Долго ходили под чёрным флагом: зимой - по югам, к весне бриг поворотил на север. Мало  наскоков удалось отвратить подчистую. Не вдоволь, но и не с горсть добычи взяли разбойники. Пепла да крови немало за собой оставили. И обе руки на месте, да в каждую по одному только делу вмещается. В правую - самому никого не обидеть. В левую - приятеля за разбоем неприметно по башке тюкнуть, да так, чтоб, очнувшись, не дознался, кто его от добычи уберёг. Непросто былому разбойнику. Днём, в дыму - рожи корчит да саблей впустую машет, сжавши зубы. Вечером - гулеванит со всеми, добычу “празднует”. А как невмоготу станет - притворится, что замутило его грогом. На палубу и к борту. Отплюётся для вида, зашатается до каюты, на лежак рухнет. Ворочается, бурчит.

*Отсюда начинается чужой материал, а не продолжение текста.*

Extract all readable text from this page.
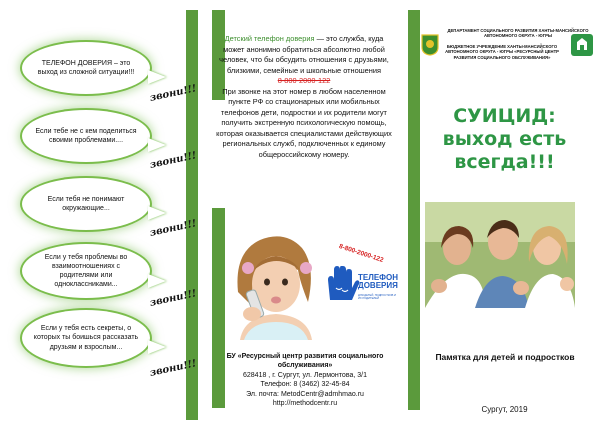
ТЕЛЕФОН ДОВЕРИЯ – это выход из сложной ситуации!!!
звони!!!
Если тебе не с кем поделиться своими проблемами....
звони!!!
Если тебя не понимают окружающие...
звони!!!
Если у тебя проблемы во взаимоотношениях с родителями или одноклассниками...
звони!!!
Если у тебя есть секреты, о которых ты боишься рассказать друзьям и взрослым...
звони!!!
Детский телефон доверия — это служба, куда может анонимно обратиться абсолютно любой человек, что бы обсудить отношения с друзьями, близкими, семейные и школьные отношения
8-800-2000-122
При звонке на этот номер в любом населенном пункте РФ со стационарных или мобильных телефонов дети, подростки и их родители могут получить экстренную психологическую помощь, которая оказывается специалистами действующих региональных служб, подключенных к единому общероссийскому номеру.
8-800-2000-122
ТЕЛЕФОН
ДОВЕРИЯ
ДЛЯ ДЕТЕЙ, ПОДРОСТКОВ И ИХ РОДИТЕЛЕЙ
БУ «Ресурсный центр развития социального обслуживания»
628418 , г. Сургут, ул. Лермонтова, 3/1
Телефон: 8 (3462) 32-45-84
Эл. почта: MetodCentr@admhmao.ru
http://methodcentr.ru
ДЕПАРТАМЕНТ СОЦИАЛЬНОГО РАЗВИТИЯ ХАНТЫ-МАНСИЙСКОГО АВТОНОМНОГО ОКРУГА - ЮГРЫ
БЮДЖЕТНОЕ УЧРЕЖДЕНИЕ ХАНТЫ-МАНСИЙСКОГО АВТОНОМНОГО ОКРУГА - ЮГРЫ «РЕСУРСНЫЙ ЦЕНТР РАЗВИТИЯ СОЦИАЛЬНОГО ОБСЛУЖИВАНИЯ»
СУИЦИД:
выход есть
всегда!!!
Памятка для детей и подростков
Сургут, 2019
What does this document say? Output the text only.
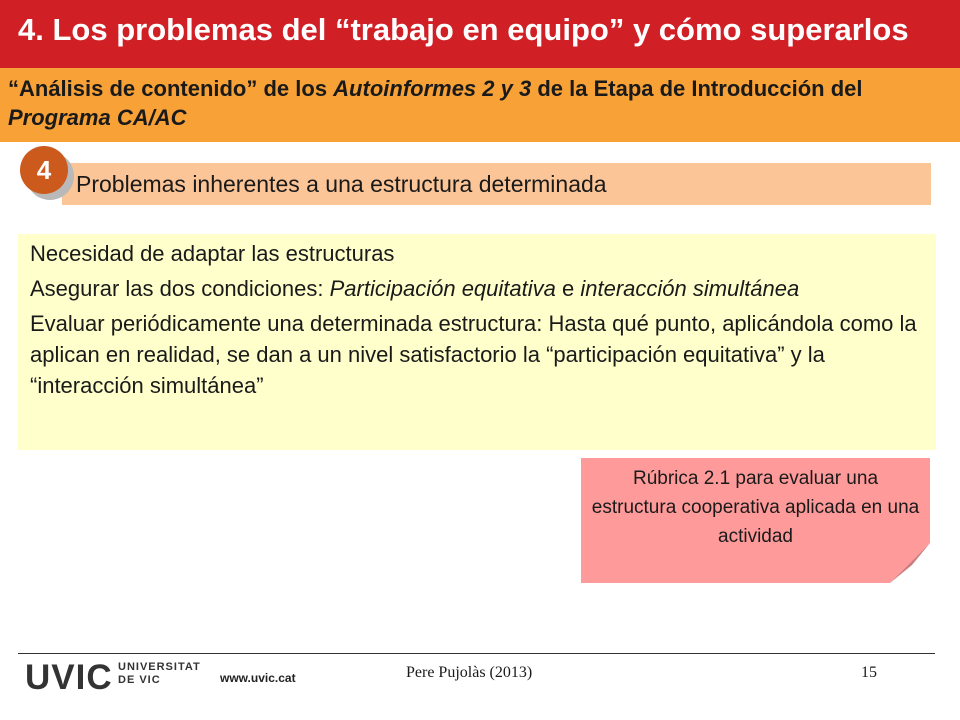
4. Los problemas del “trabajo en equipo” y cómo superarlos
“Análisis de contenido” de los Autoinformes 2 y 3 de la Etapa de Introducción del Programa CA/AC
Problemas inherentes a una estructura determinada
4

Necesidad de adaptar las estructuras

Asegurar las dos condiciones: Participación equitativa e interacción simultánea

Evaluar periódicamente una determinada estructura: Hasta qué punto, aplicándola como la aplican en realidad, se dan a un nivel satisfactorio la “participación equitativa” y la “interacción simultánea”

Rúbrica 2.1 para evaluar una estructura cooperativa aplicada en una actividad
UVIC UNIVERSITAT
DE VIC	www.uvic.cat	Pere Pujolàs (2013)	15
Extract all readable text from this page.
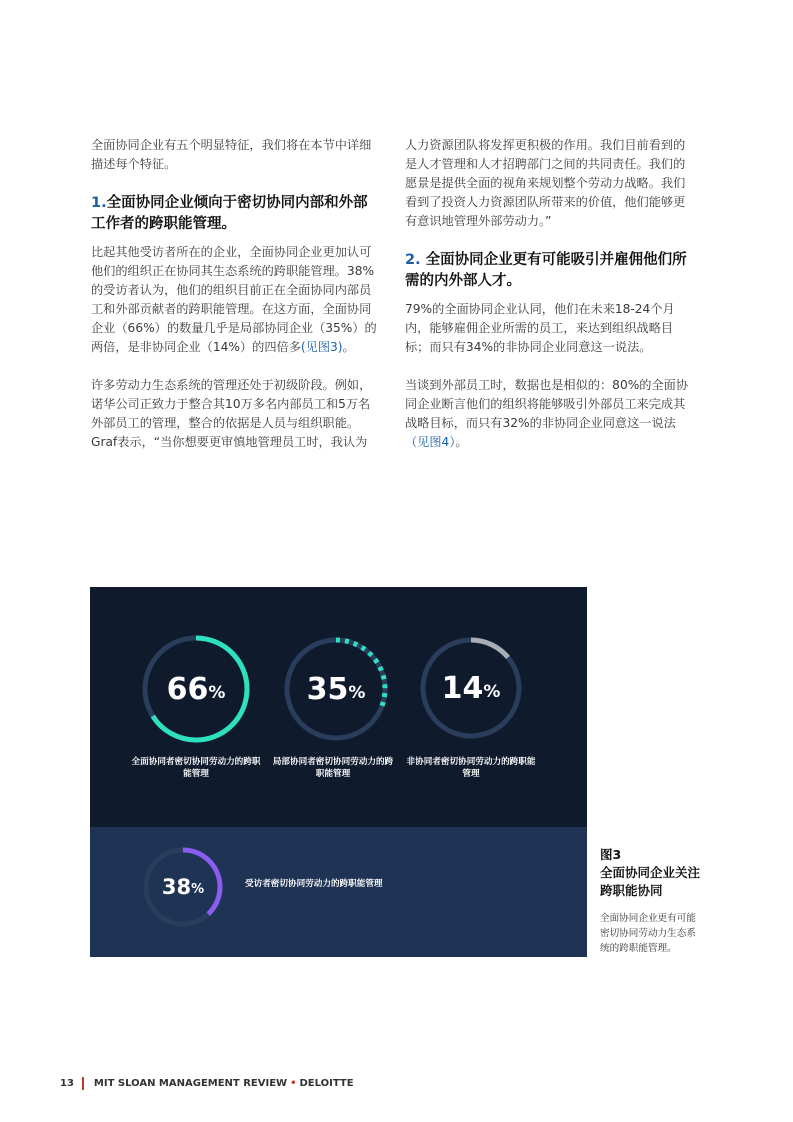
全面协同企业有五个明显特征，我们将在本节中详细描述每个特征。

1.全面协同企业倾向于密切协同内部和外部工作者的跨职能管理。

比起其他受访者所在的企业，全面协同企业更加认可他们的组织正在协同其生态系统的跨职能管理。38%的受访者认为，他们的组织目前正在全面协同内部员工和外部贡献者的跨职能管理。在这方面，全面协同企业（66%）的数量几乎是局部协同企业（35%）的两倍，是非协同企业（14%）的四倍多(见图3)。

许多劳动力生态系统的管理还处于初级阶段。例如，诺华公司正致力于整合其10万多名内部员工和5万名外部员工的管理，整合的依据是人员与组织职能。Graf表示，“当你想要更审慎地管理员工时，我认为

人力资源团队将发挥更积极的作用。我们目前看到的是人才管理和人才招聘部门之间的共同责任。我们的愿景是提供全面的视角来规划整个劳动力战略。我们看到了投资人力资源团队所带来的价值，他们能够更有意识地管理外部劳动力。”

2. 全面协同企业更有可能吸引并雇佣他们所需的内外部人才。

79%的全面协同企业认同，他们在未来18-24个月内，能够雇佣企业所需的员工，来达到组织战略目标；而只有34%的非协同企业同意这一说法。

当谈到外部员工时，数据也是相似的：80%的全面协同企业断言他们的组织将能够吸引外部员工来完成其战略目标，而只有32%的非协同企业同意这一说法（见图4）。

66 %
全面协同者密切协同劳动力的跨职能管理
35 %
局部协同者密切协同劳动力的跨职能管理
14 %
非协同者密切协同劳动力的跨职能管理
38 %	受访者密切协同劳动力的跨职能管理
图3
全面协同企业关注跨职能协同
全面协同企业更有可能密切协同劳动力生态系统的跨职能管理。
13 MIT SLOAN MANAGEMENT REVIEW • DELOITTE
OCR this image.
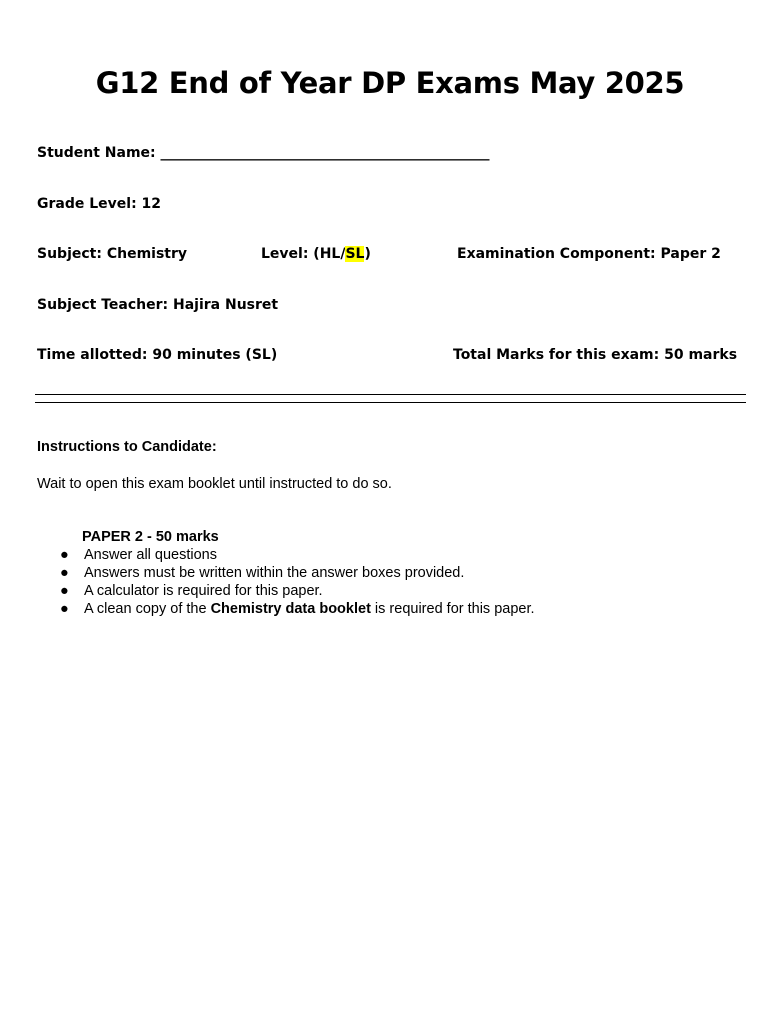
G12 End of Year DP Exams May 2025
Student Name: _______________________________________________
Grade Level: 12
Subject: Chemistry	Level: (HL/SL)	Examination Component: Paper 2
Subject Teacher: Hajira Nusret
Time allotted: 90 minutes (SL)	Total Marks for this exam: 50 marks
Instructions to Candidate:
Wait to open this exam booklet until instructed to do so.
PAPER 2 - 50 marks
● Answer all questions
● Answers must be written within the answer boxes provided.
● A calculator is required for this paper.
● A clean copy of the Chemistry data booklet is required for this paper.
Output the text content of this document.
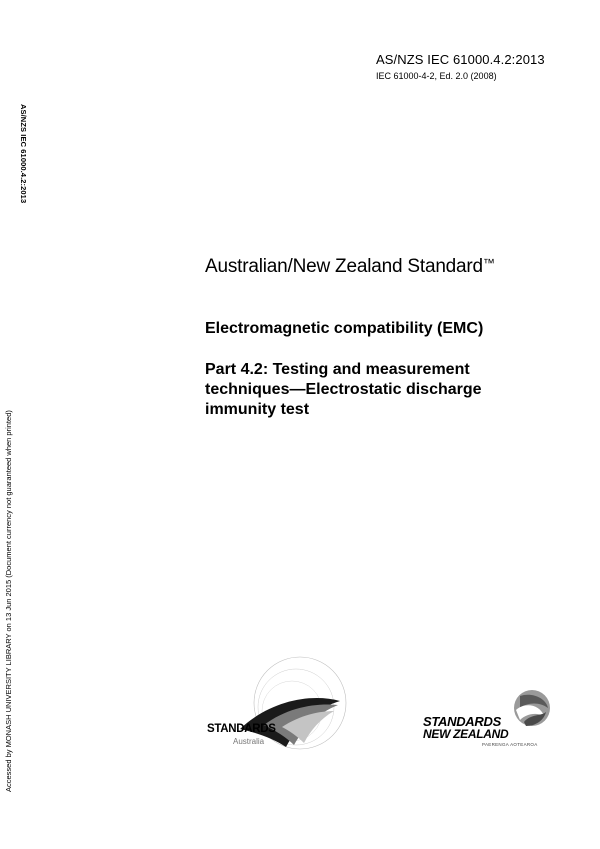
AS/NZS IEC 61000.4.2:2013
IEC 61000-4-2, Ed. 2.0 (2008)
AS/NZS IEC 61000.4.2:2013
Accessed by MONASH UNIVERSITY LIBRARY on 13 Jun 2015 (Document currency not guaranteed when printed)
Australian/New Zealand Standard™
Electromagnetic compatibility (EMC)
Part 4.2: Testing and measurement
techniques—Electrostatic discharge
immunity test
STANDARDS
Australia
STANDARDS
NEW ZEALAND
PAERENGA AOTEAROA
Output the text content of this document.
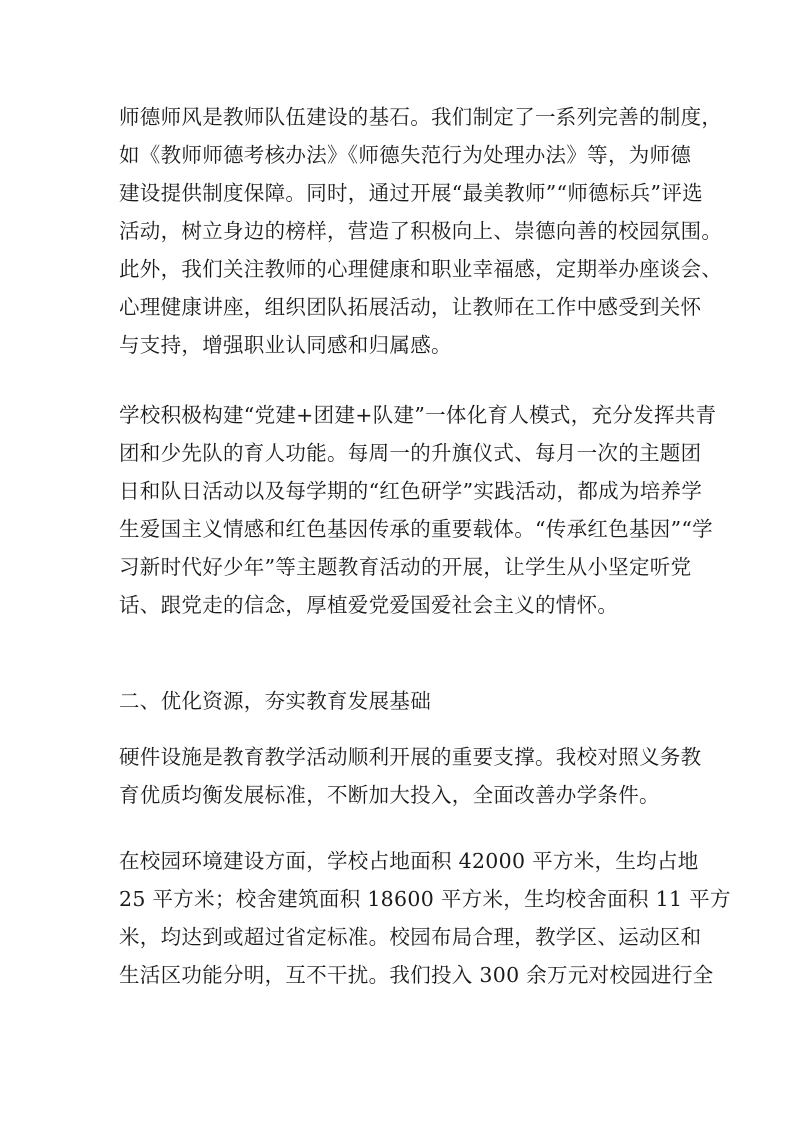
师德师风是教师队伍建设的基石。我们制定了一系列完善的制度，
如《教师师德考核办法》《师德失范行为处理办法》等，为师德
建设提供制度保障。同时，通过开展“最美教师”“师德标兵”评选
活动，树立身边的榜样，营造了积极向上、崇德向善的校园氛围。
此外，我们关注教师的心理健康和职业幸福感，定期举办座谈会、
心理健康讲座，组织团队拓展活动，让教师在工作中感受到关怀
与支持，增强职业认同感和归属感。
学校积极构建“党建+团建+队建”一体化育人模式，充分发挥共青
团和少先队的育人功能。每周一的升旗仪式、每月一次的主题团
日和队日活动以及每学期的“红色研学”实践活动，都成为培养学
生爱国主义情感和红色基因传承的重要载体。“传承红色基因”“学
习新时代好少年”等主题教育活动的开展，让学生从小坚定听党
话、跟党走的信念，厚植爱党爱国爱社会主义的情怀。
二、优化资源，夯实教育发展基础
硬件设施是教育教学活动顺利开展的重要支撑。我校对照义务教
育优质均衡发展标准，不断加大投入，全面改善办学条件。
在校园环境建设方面，学校占地面积 42000 平方米，生均占地
25 平方米；校舍建筑面积 18600 平方米，生均校舍面积 11 平方
米，均达到或超过省定标准。校园布局合理，教学区、运动区和
生活区功能分明，互不干扰。我们投入 300 余万元对校园进行全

Тормошить его не берутся - лютый он какой-то в последнее время. “А вот как снести ему башку саблей, пока дрыхнет? На всякий случай… Да, может, брюхо у него пойлом изъело, или кость рыбная поперёк кишки встала, и скоро он, того, сам сковырнётся? И то дело - пусть мается!..” Покумекав, а то и перешушукавшись эдак, со смешком прочь отходят. И остаётся он плакать, когда беззвучно, когда с подвывом. О новом разбое учинённом, о судьбах изломанных. Об ожесточении сердец сковников своих. О предстоящих походах окаянного судна. О том, как мало можно самому должного поделать. Не желудище, не кишки болят - душа болит нестерпимо. Ай не потопить ли брига разбойничьего посреди моря-океана? Чтобы всей шайкой - и ко дну? Знать, пресечься тогда цепи лихих дел? Ай не так ли? Ни да, ни нет. Светит синевой прямое зеркало. Небывало, в самой тёмной ночи среди сердца светит. Придёт час, приспеет и дар. Мысль, слово, поступок. Своим же судом, своей волей судить - негоже. Опрометчиво. Закопошится поутру шайка, по вахтам и поручениям разбредётся. Подымется и он. Морда изо всех сил лихая, глаза красные, аж багровые. Всяку ночь слёзы - когда тихо плачет, когда ревмя ревёт. И глаза всё багровей. С той поры и прозвали его Багровоглазом.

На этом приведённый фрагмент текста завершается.